The early-morning hours are the only time during the day when I feel ahead of things rather than feeling like I’m playing catch-up. Later in the day, everything turns into a constant rush, between the emails piling up in my inbox, the empty coffee pot that needs cleaning, the looming phone calls, and the beckoning errands.
While many execs report to their desks before most people are even awake, I try not to do anything work-related until the 8 o’clock hour. That’s when my son heads off to school, my wife and daughter start their daily routines, and the emails start coming in heavy.
In those early hours before work, I balance taking care of family needs with working on those projects that usually take a back seat to other responsibilities. I’ll straighten my desk, read an article or two, tend to a plant in the garden, or anything else that I want to do but that’s not a necessity. And contrary to what many highly successful people do, I never exercise in the early morning — I save that for shortly after lunch, breaking up the day and giving my mind a reset.

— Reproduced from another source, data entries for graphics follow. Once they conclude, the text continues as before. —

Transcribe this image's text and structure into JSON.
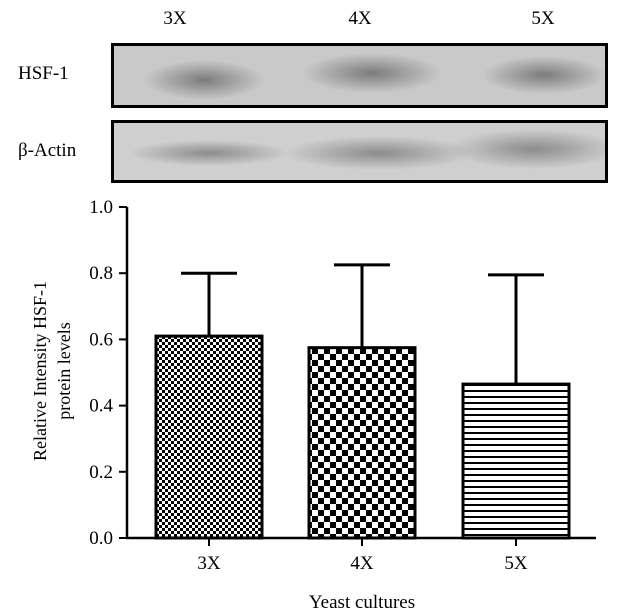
{
  "blot": {
    "lanes": [
      "3X",
      "4X",
      "5X"
    ],
    "rows": [
      {
        "label": "HSF-1",
        "intensity": [
          0.55,
          0.6,
          0.6
        ]
      },
      {
        "label": "β-Actin",
        "intensity": [
          0.5,
          0.7,
          0.75
        ]
      }
    ]
  },
  "chart_data": {
    "type": "bar",
    "categories": [
      "3X",
      "4X",
      "5X"
    ],
    "values": [
      0.61,
      0.575,
      0.465
    ],
    "errors": [
      0.19,
      0.25,
      0.33
    ],
    "patterns": [
      "fine-checker",
      "coarse-checker",
      "horizontal-lines"
    ],
    "xlabel": "Yeast cultures",
    "ylabel_lines": [
      "Relative Intensity HSF-1",
      "protein levels"
    ],
    "ylim": [
      0,
      1.0
    ],
    "yticks": [
      "0.0",
      "0.2",
      "0.4",
      "0.6",
      "0.8",
      "1.0"
    ],
    "grid": false
  }
}
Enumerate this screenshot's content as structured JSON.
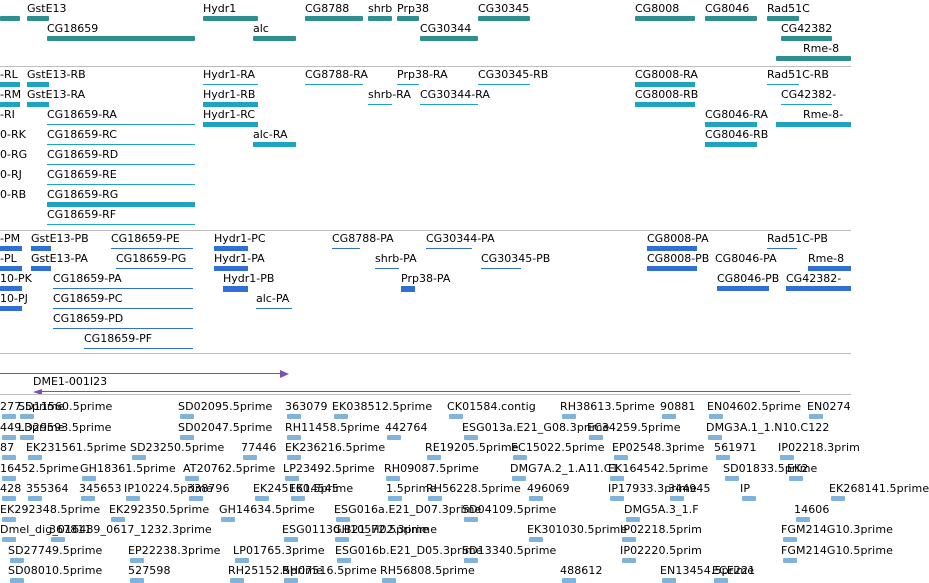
{
  "colors": {
    "gene": "#2f8f8f",
    "transcript_a": "#1ea3c0",
    "transcript_b": "#2f6fd6",
    "clone": "#7b4fb8",
    "est": "#7fb3dc",
    "divider": "#bdbdbd"
  },
  "tracks": {
    "genes": [
      {
        "label": "GstE13"
      },
      {
        "label": "CG18659"
      },
      {
        "label": "Hydr1"
      },
      {
        "label": "alc"
      },
      {
        "label": "CG8788"
      },
      {
        "label": "shrb"
      },
      {
        "label": "Prp38"
      },
      {
        "label": "CG30344"
      },
      {
        "label": "CG30345"
      },
      {
        "label": "CG8008"
      },
      {
        "label": "CG8046"
      },
      {
        "label": "Rad51C"
      },
      {
        "label": "CG42382"
      },
      {
        "label": "Rme-8"
      }
    ],
    "transcripts_a": [
      {
        "label": "-RL"
      },
      {
        "label": "GstE13-RB"
      },
      {
        "label": "-RM"
      },
      {
        "label": "GstE13-RA"
      },
      {
        "label": "-RI"
      },
      {
        "label": "CG18659-RA"
      },
      {
        "label": "0-RK"
      },
      {
        "label": "CG18659-RC"
      },
      {
        "label": "0-RG"
      },
      {
        "label": "CG18659-RD"
      },
      {
        "label": "0-RJ"
      },
      {
        "label": "CG18659-RE"
      },
      {
        "label": "0-RB"
      },
      {
        "label": "CG18659-RG"
      },
      {
        "label": "CG18659-RF"
      },
      {
        "label": "Hydr1-RA"
      },
      {
        "label": "Hydr1-RB"
      },
      {
        "label": "Hydr1-RC"
      },
      {
        "label": "alc-RA"
      },
      {
        "label": "CG8788-RA"
      },
      {
        "label": "Prp38-RA"
      },
      {
        "label": "shrb-RA"
      },
      {
        "label": "CG30345-RB"
      },
      {
        "label": "CG30344-RA"
      },
      {
        "label": "CG8008-RA"
      },
      {
        "label": "CG8008-RB"
      },
      {
        "label": "CG8046-RA"
      },
      {
        "label": "CG8046-RB"
      },
      {
        "label": "Rad51C-RB"
      },
      {
        "label": "CG42382-"
      },
      {
        "label": "Rme-8-"
      }
    ],
    "transcripts_b": [
      {
        "label": "-PM"
      },
      {
        "label": "GstE13-PB"
      },
      {
        "label": "CG18659-PE"
      },
      {
        "label": "-PL"
      },
      {
        "label": "GstE13-PA"
      },
      {
        "label": "CG18659-PG"
      },
      {
        "label": "10-PK"
      },
      {
        "label": "CG18659-PA"
      },
      {
        "label": "10-PJ"
      },
      {
        "label": "CG18659-PC"
      },
      {
        "label": "CG18659-PD"
      },
      {
        "label": "CG18659-PF"
      },
      {
        "label": "Hydr1-PC"
      },
      {
        "label": "Hydr1-PA"
      },
      {
        "label": "Hydr1-PB"
      },
      {
        "label": "alc-PA"
      },
      {
        "label": "CG8788-PA"
      },
      {
        "label": "CG30344-PA"
      },
      {
        "label": "shrb-PA"
      },
      {
        "label": "CG30345-PB"
      },
      {
        "label": "Prp38-PA"
      },
      {
        "label": "CG8008-PA"
      },
      {
        "label": "CG8008-PB"
      },
      {
        "label": "CG8046-PA"
      },
      {
        "label": "CG8046-PB"
      },
      {
        "label": "CG42382-"
      },
      {
        "label": "Rad51C-PB"
      },
      {
        "label": "Rme-8"
      }
    ],
    "clone": {
      "label": "DME1-001I23"
    },
    "ests": [
      "277.5prime",
      "SD11560.5prime",
      "SD02095.5prime",
      "363079",
      "EK038512.5prime",
      "CK01584.contig",
      "RH38613.5prime",
      "90881",
      "EN04602.5prime",
      "EN0274",
      "449.3prime",
      "LD29593.5prime",
      "SD02047.5prime",
      "RH11458.5prime",
      "442764",
      "ESG013a.E21_G08.3prime",
      "EC34259.5prime",
      "DMG3A.1_1.N10.C122",
      "87",
      "EK231561.5prime",
      "SD23250.5prime",
      "77446",
      "EK236216.5prime",
      "RE19205.5prime",
      "EC15022.5prime",
      "EP02548.3prime",
      "561971",
      "IP02218.3prim",
      "16452.5prime",
      "GH18361.5prime",
      "AT20762.5prime",
      "LP23492.5prime",
      "RH09087.5prime",
      "DMG7A.2_1.A11.C1",
      "EK164542.5prime",
      "SD01833.5prime",
      "EK2",
      "428",
      "355364",
      "345653",
      "IP10224.5prime",
      "338796",
      "EK245160.5prime",
      "EK14545",
      "1.5prime",
      "RH56228.5prime",
      "496069",
      "IP17933.3prime",
      "344945",
      "IP",
      "EK268141.5prime",
      "EK292348.5prime",
      "EK292350.5prime",
      "GH14634.5prime",
      "ESG016a.E21_D07.3prime",
      "SD04109.5prime",
      "DMG5A.3_1.F",
      "14606",
      "Dmel_dig_016489_0617_1232.3prime",
      "367811",
      "ESG0113d.B21_H02.3prime",
      "GH10572.5prime",
      "EK301030.5prime",
      "IP02218.5prim",
      "FGM214G10.3prime",
      "SD27749.5prime",
      "EP22238.3prime",
      "LP01765.3prime",
      "ESG016b.E21_D05.3prime",
      "SD13340.5prime",
      "IP02220.5prim",
      "FGM214G10.5prime",
      "SD08010.5prime",
      "527598",
      "RH25152.5prime",
      "RH07516.5prime",
      "RH56808.5prime",
      "488612",
      "EN13454.5prime",
      "ECE221"
    ]
  }
}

How you choose to spend your time after an early morning wake-up is your call — you can go for a run, read a book, or get right to work. But the benefits of regularly waking up early include better eating habits, improved concentration, reduced stress, and more energy.

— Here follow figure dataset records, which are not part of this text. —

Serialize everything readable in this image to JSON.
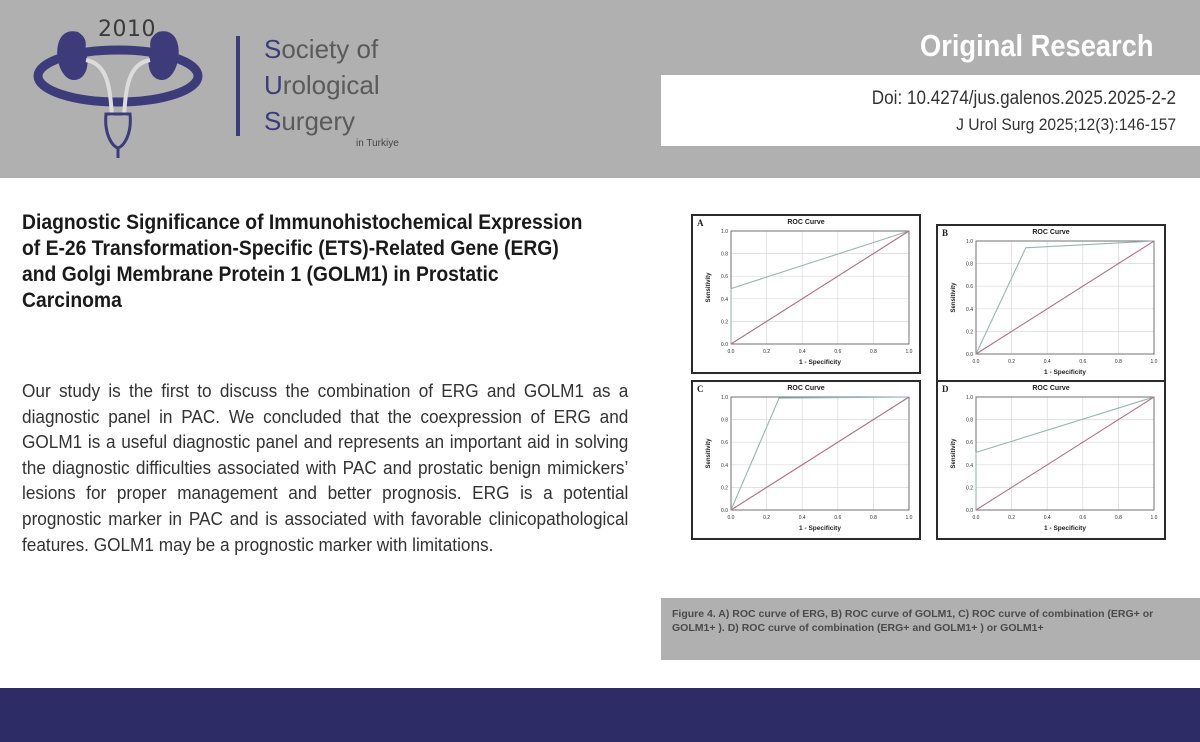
{
  "header": {
    "logo": {
      "year": "2010",
      "line1_initial": "S",
      "line1_rest": "ociety of",
      "line2_initial": "U",
      "line2_rest": "rological",
      "line3_initial": "S",
      "line3_rest": "urgery",
      "subtitle": "in Turkiye",
      "colors": {
        "kidney": "#3d3b7a",
        "accent": "#3d3b7a",
        "text": "#5a5a5a"
      }
    },
    "badge": "Original Research",
    "doi": "Doi: 10.4274/jus.galenos.2025.2025-2-2",
    "citation": "J Urol Surg 2025;12(3):146-157"
  },
  "article": {
    "title": "Diagnostic Significance of Immunohistochemical Expression of E-26 Transformation-Specific (ETS)-Related Gene (ERG) and Golgi Membrane Protein 1 (GOLM1) in Prostatic Carcinoma",
    "abstract": "Our study is the first to discuss the combination of ERG and GOLM1 as a diagnostic panel in PAC. We concluded that the coexpression of ERG and GOLM1 is a useful diagnostic panel and represents an important aid in solving the diagnostic difficulties associated with PAC and prostatic benign mimickers’ lesions for proper management and better prognosis. ERG is a potential prognostic marker in PAC and is associated with favorable clinicopathological features. GOLM1 may be a prognostic marker with limitations."
  },
  "figure": {
    "caption": "Figure 4. A) ROC curve of ERG, B) ROC curve of GOLM1, C) ROC curve of combination (ERG+ or GOLM1+ ). D) ROC curve of combination (ERG+ and GOLM1+ ) or GOLM1+"
  },
  "chart_data": [
    {
      "type": "line",
      "panel": "A",
      "title": "ROC Curve",
      "xlabel": "1 - Specificity",
      "ylabel": "Sensitivity",
      "xlim": [
        0,
        1
      ],
      "ylim": [
        0,
        1
      ],
      "x_ticks": [
        "0.0",
        "0.2",
        "0.4",
        "0.6",
        "0.8",
        "1.0"
      ],
      "y_ticks": [
        "0.0",
        "0.2",
        "0.4",
        "0.6",
        "0.8",
        "1.0"
      ],
      "grid": true,
      "series": [
        {
          "points": [
            [
              0,
              0
            ],
            [
              0,
              0.49
            ],
            [
              1,
              1
            ]
          ],
          "color": "#9ab4b4"
        },
        {
          "points": [
            [
              0,
              0
            ],
            [
              1,
              1
            ]
          ],
          "color": "#b07088"
        }
      ]
    },
    {
      "type": "line",
      "panel": "B",
      "title": "ROC Curve",
      "xlabel": "1 - Specificity",
      "ylabel": "Sensitivity",
      "xlim": [
        0,
        1
      ],
      "ylim": [
        0,
        1
      ],
      "x_ticks": [
        "0.0",
        "0.2",
        "0.4",
        "0.6",
        "0.8",
        "1.0"
      ],
      "y_ticks": [
        "0.0",
        "0.2",
        "0.4",
        "0.6",
        "0.8",
        "1.0"
      ],
      "grid": true,
      "series": [
        {
          "points": [
            [
              0,
              0
            ],
            [
              0.28,
              0.94
            ],
            [
              1,
              1
            ]
          ],
          "color": "#9ab4b4"
        },
        {
          "points": [
            [
              0,
              0
            ],
            [
              1,
              1
            ]
          ],
          "color": "#b07088"
        }
      ]
    },
    {
      "type": "line",
      "panel": "C",
      "title": "ROC Curve",
      "xlabel": "1 - Specificity",
      "ylabel": "Sensitivity",
      "xlim": [
        0,
        1
      ],
      "ylim": [
        0,
        1
      ],
      "x_ticks": [
        "0.0",
        "0.2",
        "0.4",
        "0.6",
        "0.8",
        "1.0"
      ],
      "y_ticks": [
        "0.0",
        "0.2",
        "0.4",
        "0.6",
        "0.8",
        "1.0"
      ],
      "grid": true,
      "series": [
        {
          "points": [
            [
              0,
              0
            ],
            [
              0.27,
              0.99
            ],
            [
              1,
              1
            ]
          ],
          "color": "#9ab4b4"
        },
        {
          "points": [
            [
              0,
              0
            ],
            [
              1,
              1
            ]
          ],
          "color": "#b07088"
        }
      ]
    },
    {
      "type": "line",
      "panel": "D",
      "title": "ROC Curve",
      "xlabel": "1 - Specificity",
      "ylabel": "Sensitivity",
      "xlim": [
        0,
        1
      ],
      "ylim": [
        0,
        1
      ],
      "x_ticks": [
        "0.0",
        "0.2",
        "0.4",
        "0.6",
        "0.8",
        "1.0"
      ],
      "y_ticks": [
        "0.0",
        "0.2",
        "0.4",
        "0.6",
        "0.8",
        "1.0"
      ],
      "grid": true,
      "series": [
        {
          "points": [
            [
              0,
              0
            ],
            [
              0,
              0.51
            ],
            [
              1,
              1
            ]
          ],
          "color": "#9ab4b4"
        },
        {
          "points": [
            [
              0,
              0
            ],
            [
              1,
              1
            ]
          ],
          "color": "#b07088"
        }
      ]
    }
  ]
}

Here’s how you can train yourself to start waking up early:
1. Move to an early wake-up time slowly and steadily
Once you have identified a time as your daily wake-up goal, consider it relative to when you currently rise and move toward the new time slowly. Say you want to get out of bed at 6:30 a.m., but you normally haul yourself off the mattress at 8:15 a.m. Tomorrow, set the alarm for 8 a.m.. The next day, set it for 7:45 a.m.. And so on.
2. Once you’re awake, get up
Snoozing can be a great pleasure, but it’s a bad habit. Once you are awake, force yourself to get up and out of your bed as quickly as you can, even if you’re still groggy. You do yourself a great disservice lingering under the covers, no matter how warm and cozy it feels: You will likely end up feeling sluggish all morning, and you can undo the progress you have made in establishing an earlier rising time by throwing off your body clock.
3. Be consistent, even on weekends
Unless you went out hard on Friday, wake-up time should be the same on Saturday as it is during the week. So too on Sunday. Once your body learns to get up early, you won’t even want to stay in bed longer. And think of all that free time.
4. Create a healthy sleep environment
You can’t wake early and refreshed if you didn’t sleep well. Make sure your room is dark, cool, and either quiet or with noise moderated by a sound machine.
5. Create a healthy wake-up routine
If you can let the sunshine into your room in the morning, do it. If not, consider getting a light that simulates the sun’s glow. And have the coffee ready to go, your toothbrush and toothpaste, face wash, and other hygiene products easy to access, and, if possible, your clothes already picked and laid out. The less effort you have to put into such necessary steps, the more benefit you gain from your time.